What a year of music lessons has taught me as a parent:
- The teacher makes a huge difference in your child's experience! My daughter's first teacher was quite strict but had a good sense of humor as well as the experience of learning Suzuki violin herself from a young age. Unfortunately, this teacher moved away just before the school year finished, and the replacement teacher simply didn't have the same experience teaching. Thankfully, we were able to switch to a third teacher who has a Master's in Suzuki pedagogy and we could not love her more! She's homeschooling her two children, so she loves to teach and she really understands children and motivation.
- Practice at a regular time each day--the earlier in the day, the better. My daughter's first teacher said her mama wouldn't let them have breakfast until after they'd practiced. I'm not that strict, but we do try to practice within the first few hours of waking up. (That's one of the luxuries of homeschooling--you can prioritize practicing a musical instrument early in the day!) The longer we wait to practice, the less likely it is to happen that day, and the crankier my daughter becomes when we do practice.
- Your child's feelings about practice and playing will fluctuate, but the pattern should be mostly positive. About three months into lessons, my daughter announced that she "shouldn't have wished to play the violin." I was truly disappointed to hear this, but I didn't respond except to ask her some follow-up questions. At the time, we were driving 25 minutes each way to lessons and my daughter had an upcoming recital (a twice-per-year event). But once she gained a repertoire of songs to play, and without the pressure (from her teacher, myself, and herself) of an upcoming recital, she enjoyed practice much more.

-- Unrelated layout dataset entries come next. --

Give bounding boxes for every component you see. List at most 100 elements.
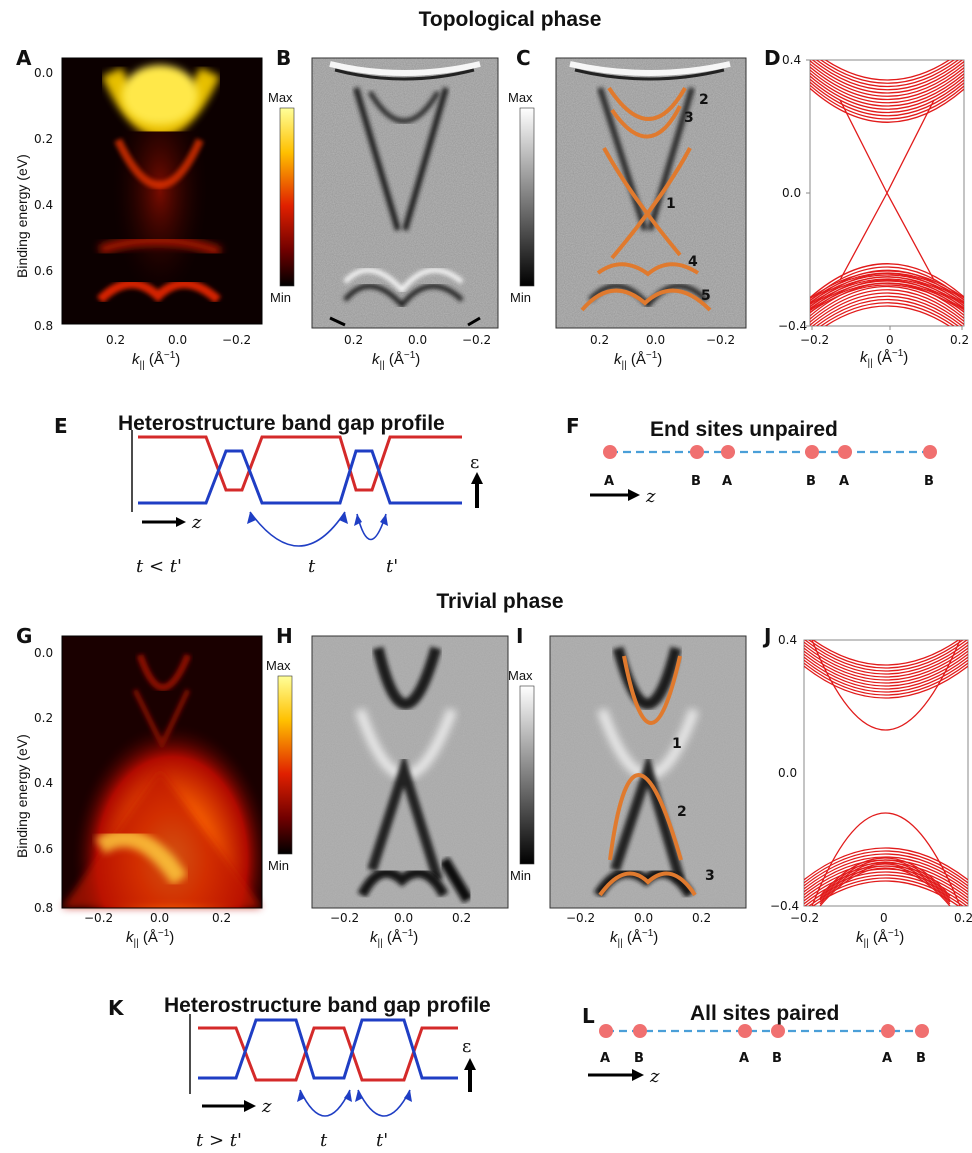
tick: 0.2 (954, 911, 972, 925)
panel-h-x-ticks: −0.2 0.0 0.2 (330, 911, 471, 925)
conduction-band-line (810, 87, 964, 123)
xlabel-exp: −1 (401, 928, 414, 939)
conduction-band-line (804, 644, 968, 678)
xlabel-k: k (610, 929, 618, 946)
site-a1 (603, 445, 617, 459)
xlabel-unit: (Å (872, 349, 892, 366)
tick: −0.2 (566, 911, 595, 925)
colorbar-gray-top (519, 107, 535, 287)
diagram-e-hop-tprime (356, 513, 387, 540)
panel-a-y-ticks: 0.0 0.2 0.4 0.6 0.8 (34, 66, 53, 333)
tick: 0.2 (452, 911, 471, 925)
xlabel-close: ) (653, 929, 659, 946)
panel-label-i: I (516, 624, 524, 648)
diagram-e-blue-band (138, 449, 462, 505)
trivial-phase-title: Trivial phase (436, 590, 564, 613)
tick: 0.0 (634, 911, 653, 925)
conduction-band-line (815, 60, 960, 87)
tick: 0.0 (34, 646, 53, 660)
panel-c-fit-curves (580, 86, 712, 312)
conduction-band-line (810, 84, 964, 120)
band-label-c-4: 4 (688, 254, 698, 270)
xlabel-exp: −1 (403, 350, 416, 361)
tick: 0.2 (34, 132, 53, 146)
diagram-f-title: End sites unpaired (650, 418, 838, 441)
site-a3 (838, 445, 852, 459)
panel-label-l: L (582, 1004, 595, 1028)
xlabel-sub: || (863, 938, 869, 949)
tick: 0.8 (34, 901, 53, 915)
conduction-band-line (804, 665, 968, 699)
band-label-i-1: 1 (672, 736, 682, 752)
valence-band-line (808, 877, 964, 906)
site-b3 (915, 1024, 929, 1038)
diagram-k-eps: ε (462, 1036, 471, 1057)
colorbar-top-gray-max: Max (508, 90, 533, 105)
conduction-band-line (819, 60, 955, 84)
site-label: A (722, 474, 732, 489)
valence-band-line (819, 861, 951, 901)
tick: −0.4 (778, 319, 807, 333)
xlabel-k: k (372, 351, 380, 368)
xlabel-sub: || (133, 938, 139, 949)
valence-band-line (804, 871, 968, 905)
xlabel-g: k|| (Å−1) (126, 928, 174, 949)
panel-label-e: E (54, 414, 68, 438)
panel-label-a: A (16, 46, 32, 70)
conduction-band-line (804, 640, 968, 672)
colorbar-bottom-hot-min: Min (268, 858, 289, 873)
conduction-band-line (810, 72, 964, 107)
tick: 0.6 (34, 264, 53, 278)
tick: 0.4 (34, 776, 53, 790)
conduction-band-line (812, 640, 960, 666)
xlabel-exp: −1 (163, 350, 176, 361)
panel-a-arpes-heatmap (61, 57, 263, 325)
panel-label-k: K (108, 996, 124, 1020)
xlabel-a: k|| (Å−1) (132, 350, 180, 371)
site-label: A (839, 474, 849, 489)
xlabel-close: ) (899, 929, 905, 946)
xlabel-close: ) (413, 929, 419, 946)
valence-band-line (819, 863, 951, 903)
colorbar-top-hot-max: Max (268, 90, 293, 105)
colorbar-hot-top (279, 107, 295, 287)
valence-band-line (810, 273, 964, 308)
xlabel-exp: −1 (157, 928, 170, 939)
diagram-k-band-profile (189, 1014, 476, 1117)
diagram-e-hop-t (249, 511, 346, 547)
valence-band-line (810, 274, 964, 304)
tick: 0.0 (778, 766, 797, 780)
valence-band-line (804, 856, 968, 890)
colorbar-top-gray-min: Min (510, 290, 531, 305)
diagram-l-z: z (649, 1066, 660, 1087)
valence-band-line (810, 276, 964, 306)
site-label: A (739, 1051, 749, 1066)
valence-band-line (804, 862, 968, 896)
valence-band-line (810, 279, 964, 314)
tick: 0.0 (168, 333, 187, 347)
tick: 0.2 (106, 333, 125, 347)
xlabel-sub: || (139, 360, 145, 371)
xlabel-exp: −1 (645, 350, 658, 361)
xlabel-sub: || (867, 358, 873, 369)
xlabel-unit: (Å (626, 351, 646, 368)
topological-phase-title: Topological phase (418, 8, 602, 31)
site-b1 (690, 445, 704, 459)
band-label-c-3: 3 (684, 110, 694, 126)
site-label: B (634, 1051, 644, 1066)
xlabel-j: k|| (Å−1) (856, 928, 904, 949)
xlabel-close: ) (903, 349, 909, 366)
xlabel-k: k (860, 349, 868, 366)
conduction-band-line (804, 641, 968, 675)
site-label: B (772, 1051, 782, 1066)
conduction-band-line (804, 650, 968, 684)
colorbar-bottom-gray-max: Max (508, 668, 533, 683)
valence-band-line (804, 847, 968, 881)
diagram-e-band-profile (131, 430, 483, 547)
xlabel-d: k|| (Å−1) (860, 348, 908, 369)
diagram-k-hop-tprime (357, 1089, 411, 1117)
tick: 0.2 (34, 711, 53, 725)
site-a2 (721, 445, 735, 459)
tick: 0.2 (692, 911, 711, 925)
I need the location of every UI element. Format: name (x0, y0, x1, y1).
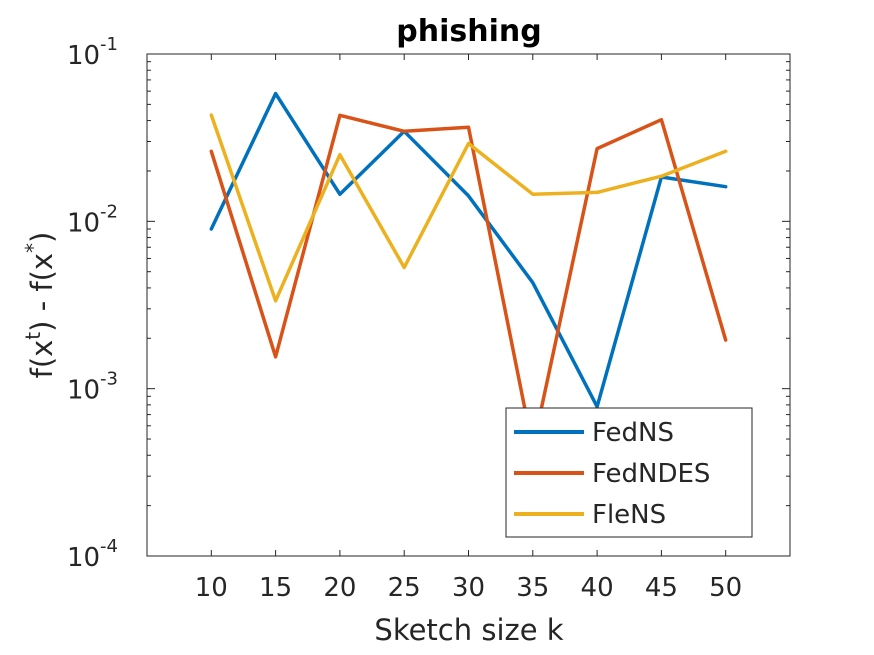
y-label-part1: f(x (25, 340, 59, 379)
y-tick-base: 10 (67, 208, 100, 238)
x-tick-label: 30 (452, 573, 485, 603)
y-tick-base: 10 (67, 41, 100, 71)
x-axis-label: Sketch size k (374, 613, 563, 647)
y-tick-label: 10-3 (67, 369, 118, 406)
y-tick-base: 10 (67, 543, 100, 573)
y-label-sup2: * (21, 243, 45, 253)
y-tick-exponent: -4 (100, 536, 118, 557)
x-tick-label: 20 (323, 573, 356, 603)
y-tick-exponent: -2 (100, 201, 118, 222)
y-tick-label: 10-2 (67, 201, 118, 238)
x-tick-label: 35 (516, 573, 549, 603)
legend: FedNS FedNDES FleNS (506, 408, 752, 537)
x-tick-label: 15 (259, 573, 292, 603)
y-tick-label: 10-4 (67, 536, 118, 573)
y-tick-exponent: -1 (100, 34, 118, 55)
legend-label-flens: FleNS (592, 500, 666, 530)
y-label-sup1: t (21, 332, 45, 340)
x-tick-label: 40 (581, 573, 614, 603)
y-tick-exponent: -3 (100, 369, 118, 390)
x-tick-label: 50 (709, 573, 742, 603)
chart-title: phishing (396, 14, 541, 49)
legend-label-fedndes: FedNDES (592, 459, 710, 489)
y-tick-label: 10-1 (67, 34, 118, 71)
y-axis-label: f(xt) - f(x*) (21, 232, 59, 379)
y-label-part3: ) (25, 232, 59, 243)
y-label-part2: ) - f(x (25, 253, 59, 332)
y-tick-base: 10 (67, 376, 100, 406)
x-tick-label: 25 (388, 573, 421, 603)
legend-label-fedns: FedNS (592, 418, 674, 448)
x-tick-label: 45 (645, 573, 678, 603)
x-tick-label: 10 (195, 573, 228, 603)
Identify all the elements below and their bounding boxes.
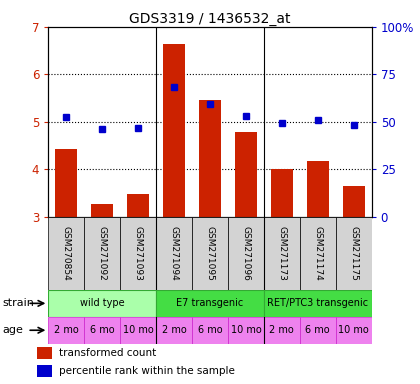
Text: 6 mo: 6 mo bbox=[198, 325, 222, 335]
Text: 2 mo: 2 mo bbox=[270, 325, 294, 335]
Bar bbox=[55, 149, 77, 217]
Text: transformed count: transformed count bbox=[59, 348, 156, 358]
Bar bbox=[156, 217, 192, 290]
Text: GSM271093: GSM271093 bbox=[134, 226, 143, 281]
Bar bbox=[199, 99, 221, 217]
Text: 2 mo: 2 mo bbox=[162, 325, 186, 335]
Bar bbox=[228, 317, 264, 344]
Text: wild type: wild type bbox=[80, 298, 124, 308]
Bar bbox=[235, 132, 257, 217]
Title: GDS3319 / 1436532_at: GDS3319 / 1436532_at bbox=[129, 12, 291, 26]
Bar bbox=[120, 317, 156, 344]
Bar bbox=[92, 204, 113, 217]
Text: GSM271174: GSM271174 bbox=[313, 226, 322, 281]
Bar bbox=[84, 317, 120, 344]
Bar bbox=[163, 43, 185, 217]
Bar bbox=[192, 317, 228, 344]
Bar bbox=[300, 317, 336, 344]
Text: 2 mo: 2 mo bbox=[54, 325, 79, 335]
Bar bbox=[48, 290, 156, 317]
Bar bbox=[336, 317, 372, 344]
Text: GSM271175: GSM271175 bbox=[349, 226, 358, 281]
Text: 6 mo: 6 mo bbox=[90, 325, 115, 335]
Text: GSM270854: GSM270854 bbox=[62, 226, 71, 281]
Bar bbox=[156, 317, 192, 344]
Bar bbox=[264, 317, 300, 344]
Bar bbox=[156, 290, 264, 317]
Text: 10 mo: 10 mo bbox=[339, 325, 369, 335]
Bar bbox=[228, 217, 264, 290]
Text: RET/PTC3 transgenic: RET/PTC3 transgenic bbox=[267, 298, 368, 308]
Bar bbox=[307, 161, 328, 217]
Text: GSM271092: GSM271092 bbox=[98, 226, 107, 281]
Bar bbox=[37, 347, 52, 359]
Bar bbox=[264, 290, 372, 317]
Text: GSM271173: GSM271173 bbox=[277, 226, 286, 281]
Text: GSM271094: GSM271094 bbox=[170, 226, 178, 281]
Bar bbox=[48, 317, 84, 344]
Bar bbox=[48, 217, 84, 290]
Bar bbox=[37, 365, 52, 376]
Text: E7 transgenic: E7 transgenic bbox=[176, 298, 244, 308]
Bar bbox=[300, 217, 336, 290]
Bar bbox=[127, 194, 149, 217]
Text: 10 mo: 10 mo bbox=[123, 325, 153, 335]
Text: percentile rank within the sample: percentile rank within the sample bbox=[59, 366, 235, 376]
Bar bbox=[192, 217, 228, 290]
Text: 10 mo: 10 mo bbox=[231, 325, 261, 335]
Bar bbox=[264, 217, 300, 290]
Text: strain: strain bbox=[2, 298, 34, 308]
Text: 6 mo: 6 mo bbox=[305, 325, 330, 335]
Bar bbox=[271, 169, 293, 217]
Bar bbox=[343, 186, 365, 217]
Bar bbox=[120, 217, 156, 290]
Text: age: age bbox=[2, 325, 23, 335]
Text: GSM271096: GSM271096 bbox=[241, 226, 250, 281]
Text: GSM271095: GSM271095 bbox=[205, 226, 215, 281]
Bar bbox=[336, 217, 372, 290]
Bar bbox=[84, 217, 120, 290]
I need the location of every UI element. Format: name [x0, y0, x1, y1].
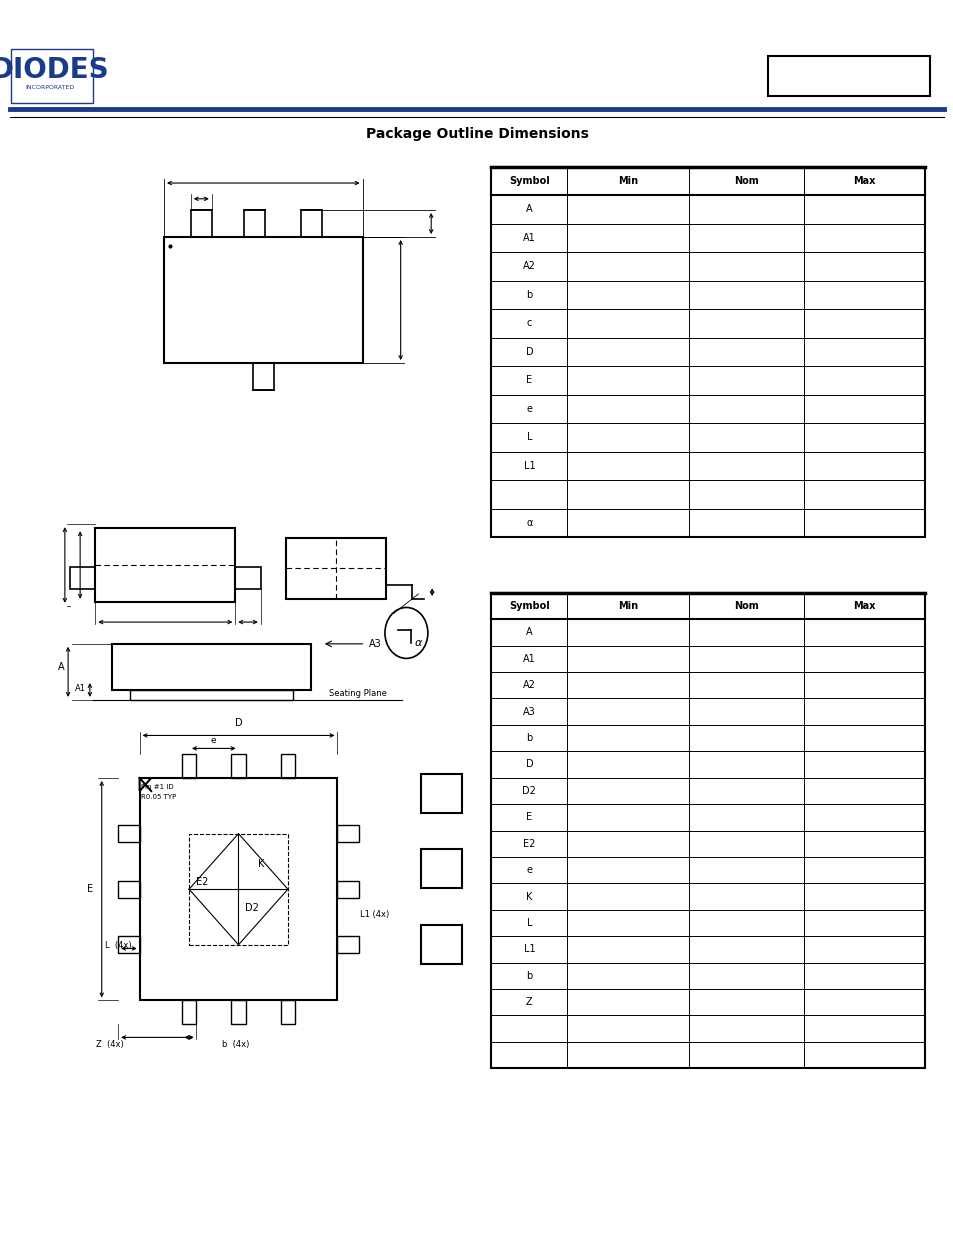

- Don't nag about practicing! I try not to mention practicing violin unless we can practice within the next few minutes. On the other hand, we store our violin in a main room so that its presence is a visual reminder that it can be played at any time. (We'd even leave it out of the case if her younger brother were less likely to break it.)
- Find ways to make practice novel from week to week and month to month. Our teacher has provided a song-related coloring book and uses a variety of simple games that we can use to make the repetition of practice more joyful and fun.
- Play with others when possible. One of the greatest joys of being a musician is getting to make music with others! Here in Oregon, there are group classes and annual events for Suzuki students of all levels to play together.
What did you love or dread about music lessons as a child? How do you see lessons differently now that you are a parent or teacher?